Three-way battle for Pineapple trophy

JON HOUZET


JUST PASSING THROUGH: A Rhodents batsman averts a close encounter with the ball in their game against Port Alfred Cricket Club at the PAHS fields on Saturday. Port Alfred won by nine wickets Picture: JON HOUZET

CUYLERVILLE, Sidbury and last year’s winners Manley Flats were the strongest contenders for the first league winner’s cup by the halfway mark of the 109th Pineapple Cricket Tournament on Tuesday.

The second league was still a free-for-all, with at least five teams looking strong.

This year’s tournament has seen some of the highest scoring games in the tournament’s history, and in the words of tournament president Justin Stirk, the 43 Air School field especially "is proving to be a run feast”.

On Monday Cuylerville 2 scored a mammoth 419/3 at the air school, crushing Early Birds by 286 runs.

The previous day, in another second league game, Kenton and Southwell both racked up impressive scores on the same field.

At first it looked like Kenton was going to give Southwell a huge hiding, but the game ended up being closer than anyone could have expected.

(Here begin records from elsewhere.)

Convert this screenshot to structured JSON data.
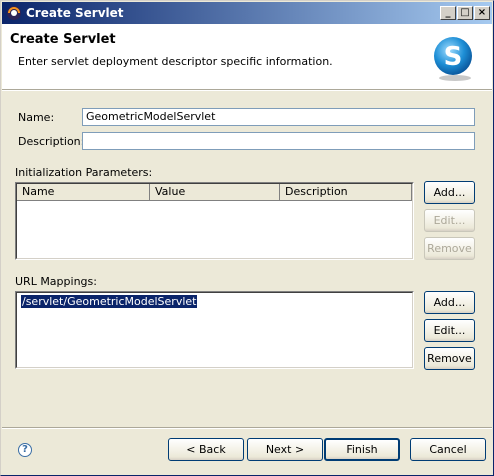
{
  "window": {
    "title": "Create Servlet"
  },
  "titlebar_buttons": {
    "minimize": "_",
    "maximize": "□",
    "close": "×"
  },
  "header": {
    "title": "Create Servlet",
    "description": "Enter servlet deployment descriptor specific information."
  },
  "form": {
    "name_label": "Name:",
    "name_value": "GeometricModelServlet",
    "description_label": "Description:",
    "description_value": ""
  },
  "init_params": {
    "label": "Initialization Parameters:",
    "columns": [
      "Name",
      "Value",
      "Description"
    ],
    "rows": [],
    "buttons": {
      "add": "Add...",
      "edit": "Edit...",
      "remove": "Remove"
    }
  },
  "url_mappings": {
    "label": "URL Mappings:",
    "items": [
      "/servlet/GeometricModelServlet"
    ],
    "buttons": {
      "add": "Add...",
      "edit": "Edit...",
      "remove": "Remove"
    }
  },
  "footer": {
    "help_icon": "?",
    "back": "< Back",
    "next": "Next >",
    "finish": "Finish",
    "cancel": "Cancel"
  },
  "icons": [
    "window-icon",
    "servlet-logo-icon",
    "help-icon"
  ],
  "colors": {
    "titlebar_start": "#0a246a",
    "titlebar_end": "#a6caf0",
    "selection": "#0a246a"
  }
}
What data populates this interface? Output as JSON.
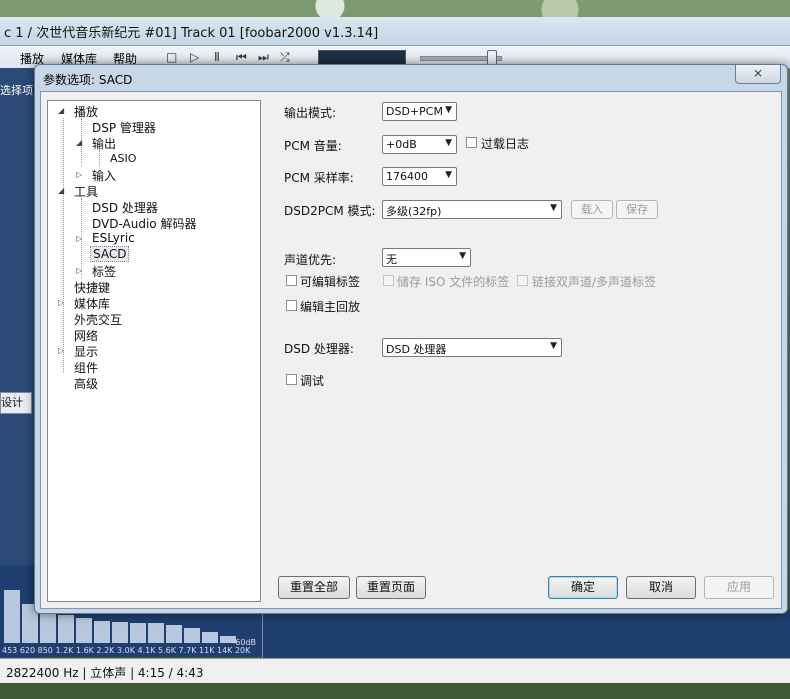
{
  "background_app": {
    "window_title": "c 1 / 次世代音乐新纪元 #01] Track 01   [foobar2000 v1.3.14]",
    "menu": [
      "播放",
      "媒体库",
      "帮助"
    ],
    "left_label": "选择项",
    "tab_button": "设计",
    "visualizer": {
      "frequency_labels": "453 620 850 1.2K 1.6K 2.2K 3.0K 4.1K 5.6K 7.7K 11K 14K 20K",
      "db_label": "-60dB",
      "bar_levels": [
        0.75,
        0.55,
        0.45,
        0.4,
        0.35,
        0.32,
        0.3,
        0.28,
        0.28,
        0.25,
        0.22,
        0.16,
        0.1
      ]
    },
    "status_text": "2822400 Hz | 立体声 | 4:15 / 4:43"
  },
  "dialog": {
    "title": "参数选项: SACD",
    "close_symbol": "⨯",
    "tree": [
      {
        "label": "播放",
        "expanded": true
      },
      {
        "label": "DSP 管理器"
      },
      {
        "label": "输出",
        "expanded": true
      },
      {
        "label": "ASIO"
      },
      {
        "label": "输入",
        "expanded": false
      },
      {
        "label": "工具",
        "expanded": true
      },
      {
        "label": "DSD 处理器"
      },
      {
        "label": "DVD-Audio 解码器"
      },
      {
        "label": "ESLyric",
        "expanded": false
      },
      {
        "label": "SACD",
        "selected": true
      },
      {
        "label": "标签",
        "expanded": false
      },
      {
        "label": "快捷键"
      },
      {
        "label": "媒体库",
        "expanded": false
      },
      {
        "label": "外壳交互"
      },
      {
        "label": "网络"
      },
      {
        "label": "显示",
        "expanded": false
      },
      {
        "label": "组件"
      },
      {
        "label": "高级"
      }
    ],
    "settings": {
      "output_mode": {
        "label": "输出模式:",
        "value": "DSD+PCM"
      },
      "pcm_volume": {
        "label": "PCM 音量:",
        "value": "+0dB"
      },
      "overload_log": {
        "label": "过载日志",
        "checked": false
      },
      "pcm_samplerate": {
        "label": "PCM 采样率:",
        "value": "176400"
      },
      "dsd2pcm_mode": {
        "label": "DSD2PCM 模式:",
        "value": "多级(32fp)"
      },
      "load_button": "载入",
      "save_button": "保存",
      "channel_priority": {
        "label": "声道优先:",
        "value": "无"
      },
      "editable_tags": {
        "label": "可编辑标签",
        "checked": false
      },
      "store_iso_tags": {
        "label": "储存 ISO 文件的标签",
        "checked": false
      },
      "link_tags": {
        "label": "链接双声道/多声道标签",
        "checked": false
      },
      "edit_master": {
        "label": "编辑主回放",
        "checked": false
      },
      "dsd_processor": {
        "label": "DSD 处理器:",
        "value": "DSD 处理器"
      },
      "debug": {
        "label": "调试",
        "checked": false
      }
    },
    "buttons": {
      "reset_all": "重置全部",
      "reset_page": "重置页面",
      "ok": "确定",
      "cancel": "取消",
      "apply": "应用"
    },
    "icons": {
      "expanded": "◢",
      "collapsed": "▷",
      "dropdown": "▼"
    }
  }
}
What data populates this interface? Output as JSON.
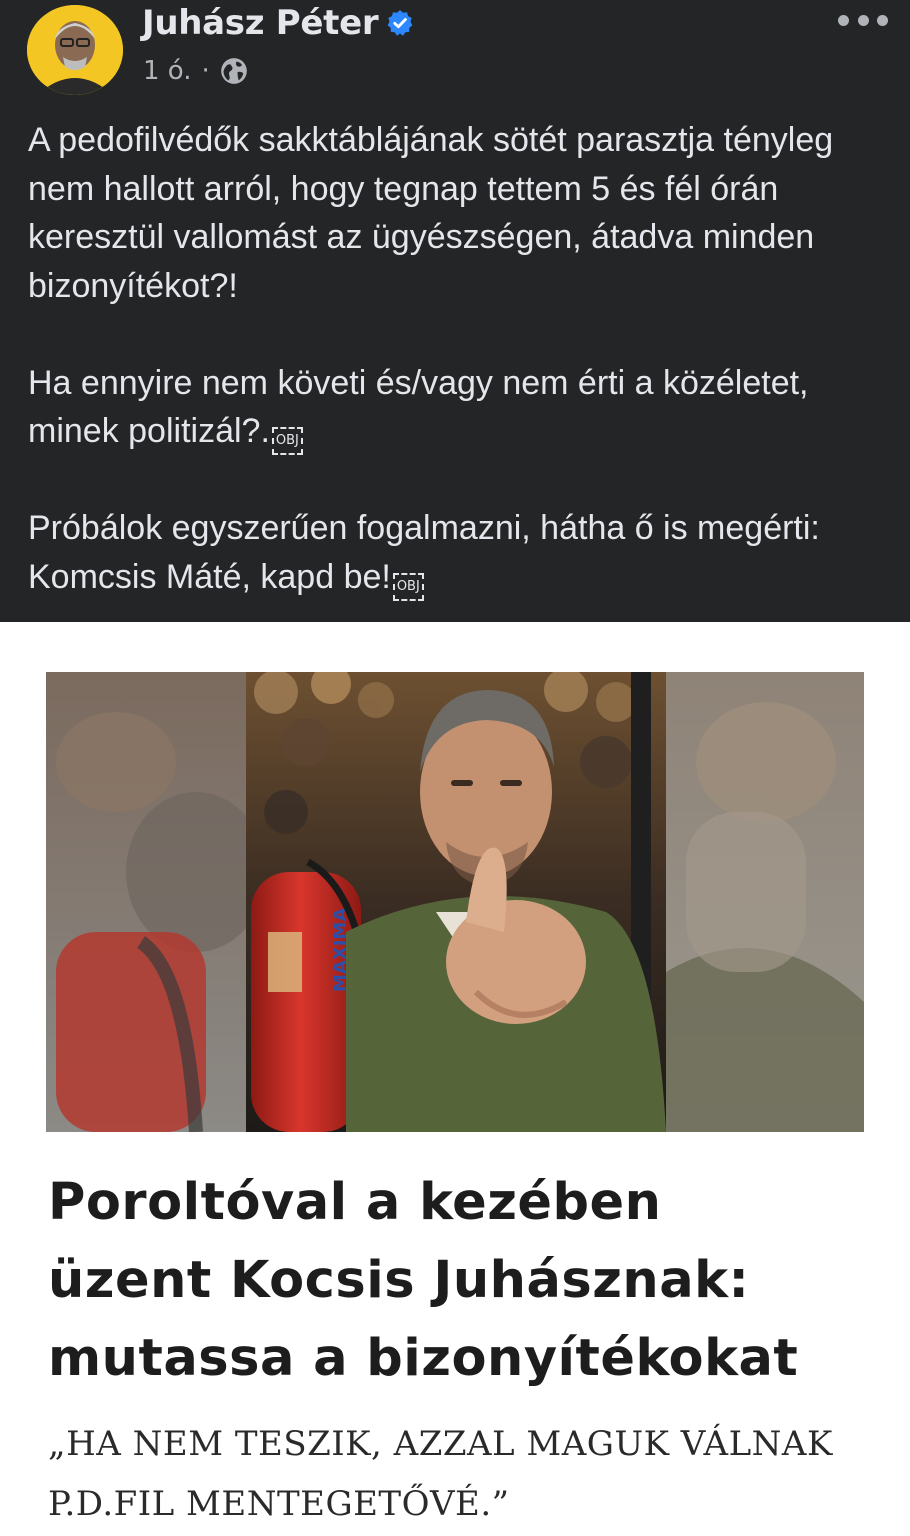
{
  "post": {
    "author_name": "Juhász Péter",
    "verified_icon": "verified-badge-icon",
    "timestamp": "1 ó.",
    "separator": "·",
    "privacy_icon": "globe-icon",
    "more_icon": "more-options-icon",
    "paragraphs": [
      "A pedofilvédők sakktáblájának sötét parasztja tényleg nem hallott arról, hogy tegnap tettem 5 és fél órán keresztül vallomást az ügyészségen, átadva minden bizonyítékot?!",
      "Ha ennyire nem követi és/vagy nem érti a közéletet, minek politizál?.",
      "Próbálok egyszerűen fogalmazni, hátha ő is megérti: Komcsis Máté, kapd be!"
    ],
    "obj_placeholder": "OBJ"
  },
  "article": {
    "headline_lines": [
      "Poroltóval a kezében",
      "üzent Kocsis Juhásznak:",
      "mutassa a bizonyítékokat"
    ],
    "quote_lines": [
      "„HA NEM TESZIK, AZZAL MAGUK VÁLNAK",
      "P.D.FIL MENTEGETŐVÉ.”"
    ],
    "extinguisher_label": "MAXIMA"
  },
  "colors": {
    "post_background": "#242526",
    "post_text": "#e4e6eb",
    "secondary_text": "#b0b3b8",
    "verified_blue": "#2d88ff",
    "avatar_yellow": "#f3c623",
    "extinguisher_red": "#c8261f",
    "shirt_green": "#5b6a3a"
  }
}
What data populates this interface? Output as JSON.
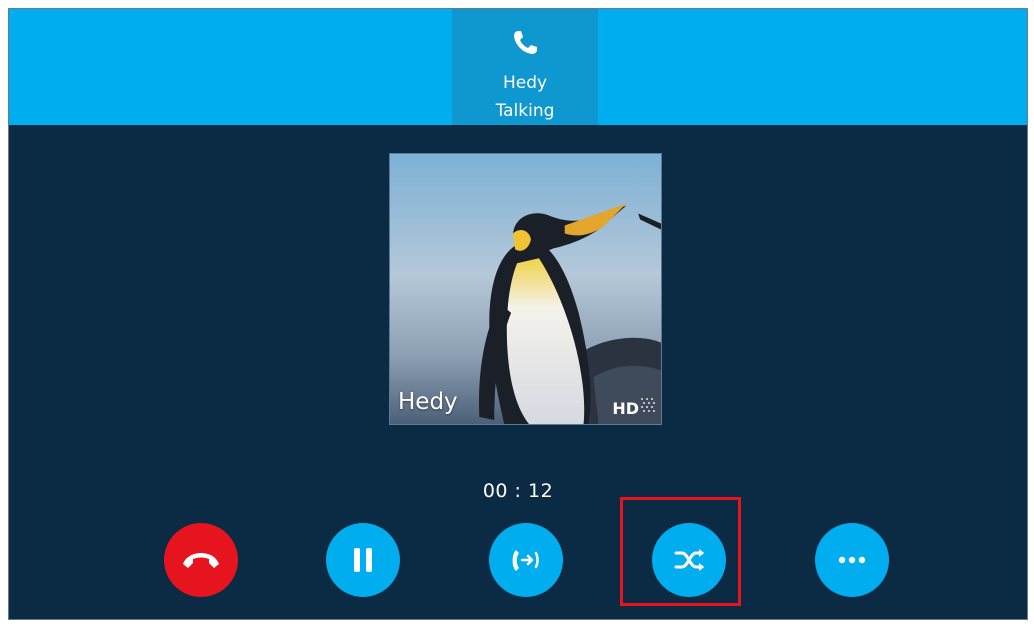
{
  "call": {
    "name": "Hedy",
    "status": "Talking",
    "tab_icon": "phone-icon"
  },
  "contact_card": {
    "name": "Hedy",
    "hd_label": "HD",
    "photo": "penguin-photo"
  },
  "timer": "00 : 12",
  "actions": [
    {
      "name": "end-call",
      "icon": "phone-hangup-icon",
      "color": "#e5141e"
    },
    {
      "name": "hold",
      "icon": "pause-icon",
      "color": "#00aeef"
    },
    {
      "name": "transfer",
      "icon": "transfer-icon",
      "color": "#00aeef"
    },
    {
      "name": "swap",
      "icon": "shuffle-icon",
      "color": "#00aeef",
      "highlighted": true
    },
    {
      "name": "more",
      "icon": "more-dots-icon",
      "color": "#00aeef"
    }
  ],
  "colors": {
    "header": "#00aeef",
    "active_tab": "#0f97d0",
    "background": "#0b2a44",
    "highlight": "#e8141b"
  }
}
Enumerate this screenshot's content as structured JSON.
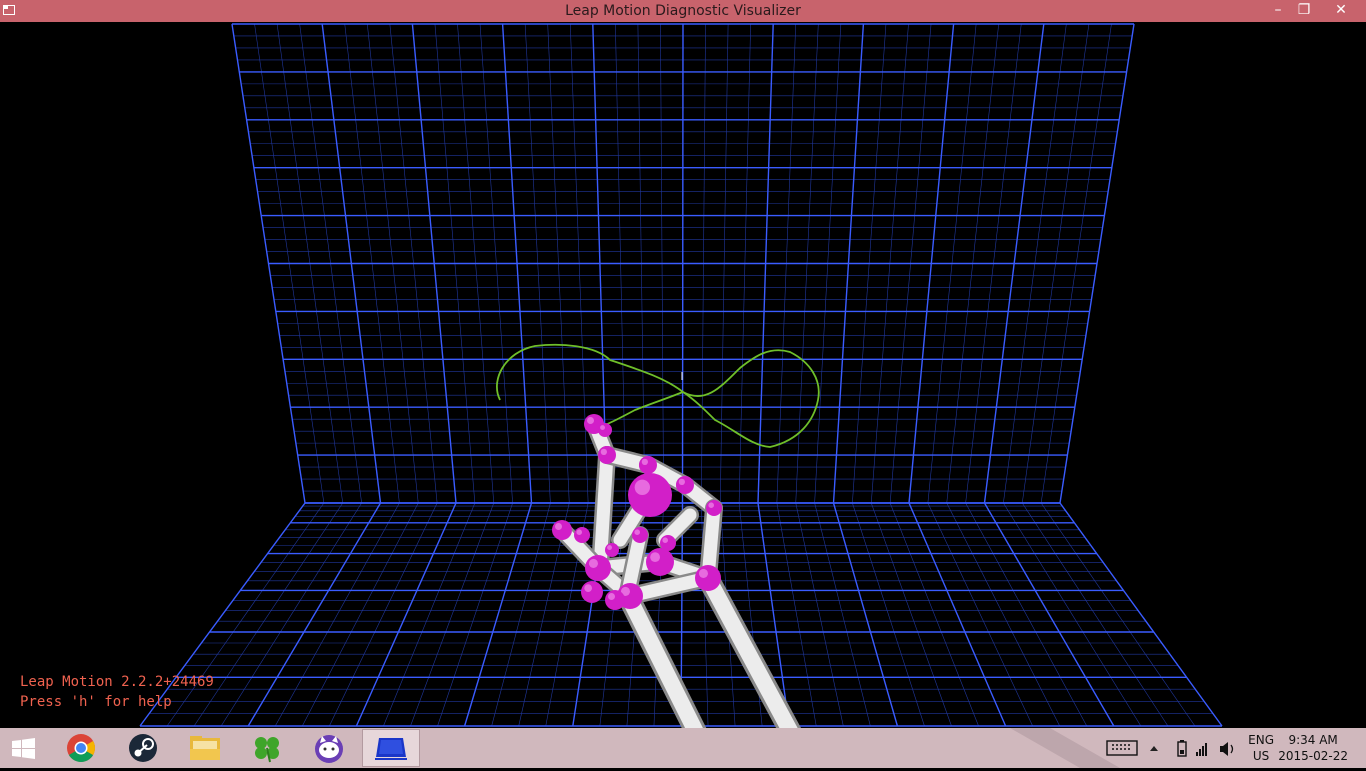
{
  "window": {
    "title": "Leap Motion Diagnostic Visualizer",
    "minimize_glyph": "–",
    "restore_glyph": "❐",
    "close_glyph": "✕"
  },
  "overlay": {
    "version": "Leap Motion 2.2.2+24469",
    "help": "Press 'h' for help"
  },
  "colors": {
    "titlebar": "#c8636c",
    "grid": "#2f4fe0",
    "trail": "#6fbf2a",
    "joint": "#d21fc8",
    "bone": "#e6e6e6",
    "overlay_text": "#f0624f",
    "taskbar": "#d0b8bd"
  },
  "taskbar": {
    "apps": [
      {
        "name": "start",
        "icon": "windows-logo-icon"
      },
      {
        "name": "chrome",
        "icon": "chrome-icon"
      },
      {
        "name": "steam",
        "icon": "steam-icon"
      },
      {
        "name": "file-explorer",
        "icon": "folder-icon"
      },
      {
        "name": "clover",
        "icon": "clover-icon"
      },
      {
        "name": "cat-app",
        "icon": "cat-icon"
      },
      {
        "name": "leap-visualizer",
        "icon": "leap-visualizer-icon",
        "active": true
      }
    ],
    "tray": {
      "lang_line1": "ENG",
      "lang_line2": "US",
      "time": "9:34 AM",
      "date": "2015-02-22",
      "icons": [
        "keyboard-icon",
        "chevron-up-icon",
        "battery-icon",
        "signal-icon",
        "volume-icon"
      ]
    }
  }
}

After eight of Southwell’s wickets had fallen, Tyrone Bruce and Leon Bradfield pulled off a 164-run partnership that saw them fighting back from 176/6 to 355, just 41 runs short of Kenton’s whopping 396.

Bruce and Bradfield received a special prize for their Herculean effort at Sunday’s prizegiving.

Two Cuylerville seconds players, Gary Botha and Greg Pike, scored centuries on Monday, but neither reached the heights of Brandon Handley of Cuylerville’s first team, who came close to a double century at 191 before he was caught out by opposing team Port Alfred on Sunday.

Handley had such a good innings and strong early partnerships that the rest of his team were caught napping when they had to send in middle order batsmen with only a few balls left.

The game was played at Port Alfred High School. Cuylerville’s final score was 326/7, winning by 114 runs.

On the first day of the tournament last Saturday, Port Alfred’s fortunes were reversed when they decimated Rhodes’ Rhodents by nine wickets, limiting the team which was first to bat to 45 runs. Port Alfred’s Hannes Louwrens took six wickets for 24 runs.

On Tuesday Port Alfred fared poorly again, losing by eight wickets to Manley Flats. The final score was Port Alfred 75 to Manleys’ 76/2.

A strong Manleys also beat Rhodents on Sunday, with the final score Rhodents 132 to Manleys 138/1.

In another bruising defeat, Salem 2 lost by 142 runs to Rhodes Shrews on Monday. The final score was Shrews 197 to Salem 55.

There was some drama off the field on Sunday when the tournament vice-president, James Fox, fell down stairs at the country club and broke his ankle. He was taken to hospital and required surgery to both legs.

"All of our thoughts are with Foxy over the next week,” said Stirk.

The tournament is sponsored by Market Square Volkswagen in Grahamstown.